While cherry-tree lovers in Washington may be sighing in relief after the capture of "Big Daddy" beaver, problems he and his family caused could very well crop up again, a park official says.
"We have to look at a preventative solution. We don't want to do this every spring," Julia Long of the National Park Service said.
Trappers nabbed the beaver Monday just before midnight.

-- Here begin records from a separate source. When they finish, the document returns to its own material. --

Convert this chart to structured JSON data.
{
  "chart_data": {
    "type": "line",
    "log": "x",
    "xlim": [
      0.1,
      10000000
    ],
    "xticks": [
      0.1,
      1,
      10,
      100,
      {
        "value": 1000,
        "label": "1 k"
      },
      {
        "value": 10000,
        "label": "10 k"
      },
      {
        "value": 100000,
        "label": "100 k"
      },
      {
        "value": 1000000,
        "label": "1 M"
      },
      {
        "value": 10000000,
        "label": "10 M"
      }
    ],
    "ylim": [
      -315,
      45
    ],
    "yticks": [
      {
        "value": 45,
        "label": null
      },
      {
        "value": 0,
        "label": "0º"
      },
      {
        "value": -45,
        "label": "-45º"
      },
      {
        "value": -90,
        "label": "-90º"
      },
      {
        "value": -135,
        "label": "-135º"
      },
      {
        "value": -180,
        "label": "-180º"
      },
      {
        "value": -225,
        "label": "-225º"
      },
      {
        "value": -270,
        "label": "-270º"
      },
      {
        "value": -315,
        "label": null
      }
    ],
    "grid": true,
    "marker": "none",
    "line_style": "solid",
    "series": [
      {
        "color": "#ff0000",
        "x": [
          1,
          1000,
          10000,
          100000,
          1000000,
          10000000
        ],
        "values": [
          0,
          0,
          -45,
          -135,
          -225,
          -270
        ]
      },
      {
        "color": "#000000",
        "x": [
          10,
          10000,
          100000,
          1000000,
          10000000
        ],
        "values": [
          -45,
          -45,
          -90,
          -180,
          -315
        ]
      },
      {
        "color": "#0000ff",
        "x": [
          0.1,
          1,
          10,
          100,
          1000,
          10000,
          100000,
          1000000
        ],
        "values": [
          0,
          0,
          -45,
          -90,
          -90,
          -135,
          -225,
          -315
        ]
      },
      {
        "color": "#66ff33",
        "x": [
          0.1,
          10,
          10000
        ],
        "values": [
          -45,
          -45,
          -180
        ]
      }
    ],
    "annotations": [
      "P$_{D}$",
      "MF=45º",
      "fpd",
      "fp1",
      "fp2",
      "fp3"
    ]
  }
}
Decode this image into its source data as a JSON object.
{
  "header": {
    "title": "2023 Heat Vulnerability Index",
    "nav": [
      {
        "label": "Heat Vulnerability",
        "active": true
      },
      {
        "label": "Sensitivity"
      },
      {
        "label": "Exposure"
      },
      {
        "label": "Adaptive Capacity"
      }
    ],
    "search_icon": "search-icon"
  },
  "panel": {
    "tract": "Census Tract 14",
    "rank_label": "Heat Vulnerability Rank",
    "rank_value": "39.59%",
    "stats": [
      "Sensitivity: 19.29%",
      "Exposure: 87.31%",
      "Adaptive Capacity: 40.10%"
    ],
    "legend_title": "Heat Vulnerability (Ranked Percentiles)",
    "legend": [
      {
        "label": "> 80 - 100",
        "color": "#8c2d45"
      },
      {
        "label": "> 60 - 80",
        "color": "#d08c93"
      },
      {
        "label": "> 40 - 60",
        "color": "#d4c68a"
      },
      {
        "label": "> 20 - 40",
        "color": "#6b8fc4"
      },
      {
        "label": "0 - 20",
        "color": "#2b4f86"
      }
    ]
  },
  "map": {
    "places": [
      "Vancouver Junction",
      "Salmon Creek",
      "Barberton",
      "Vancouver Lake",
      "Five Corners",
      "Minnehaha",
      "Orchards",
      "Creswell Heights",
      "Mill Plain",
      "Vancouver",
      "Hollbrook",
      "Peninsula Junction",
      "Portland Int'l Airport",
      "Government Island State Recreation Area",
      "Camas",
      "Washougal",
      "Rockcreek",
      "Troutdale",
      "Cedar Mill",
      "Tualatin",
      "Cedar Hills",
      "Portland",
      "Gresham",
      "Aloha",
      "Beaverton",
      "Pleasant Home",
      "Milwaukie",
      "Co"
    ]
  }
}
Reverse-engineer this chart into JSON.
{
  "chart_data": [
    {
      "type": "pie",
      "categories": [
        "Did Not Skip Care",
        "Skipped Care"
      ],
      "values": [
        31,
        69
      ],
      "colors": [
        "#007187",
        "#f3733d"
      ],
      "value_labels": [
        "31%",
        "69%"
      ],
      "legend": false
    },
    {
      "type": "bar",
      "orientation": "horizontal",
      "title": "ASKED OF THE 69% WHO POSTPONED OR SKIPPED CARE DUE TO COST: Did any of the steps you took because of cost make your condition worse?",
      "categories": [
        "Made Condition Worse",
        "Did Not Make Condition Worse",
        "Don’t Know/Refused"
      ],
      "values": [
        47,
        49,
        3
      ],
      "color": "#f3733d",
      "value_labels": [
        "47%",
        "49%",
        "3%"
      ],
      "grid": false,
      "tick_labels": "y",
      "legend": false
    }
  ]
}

He is thought to be the last of a trio of beavers that had been chowing down on the famous cherry trees that surround the Tidal Basin near the Jefferson Memorial.
Trapper John Adcock Junior said "Big Daddy" is believed to be the mate of the female -- and the father of the young beaver -- both caught over the weekend.
The first beaver was caught Saturday and the second trapped Sunday, reports CBS Morning News Co-Anchor Cynthia Bowers.
All three have been moved to another location by park rangers.
But it's unlikely the National Park Service has found a permanent solution to the pesky problem.
Beavers have been spotted in the tidal basin near the memorial since 1982. The improved health of the Potomac and Anacostia Rivers is the chief reason wildlife is moving into the city, officials said.
They say other animals, including foxes, deer, heron, ospreys and bald eagles, are frequently spotted around the two waterways.
The Park Service says the now-famous beaver family's new home is a secret. Long explained, "They've received a lot of attention, and they've gone through a lot of changes. They need some peace and quiet."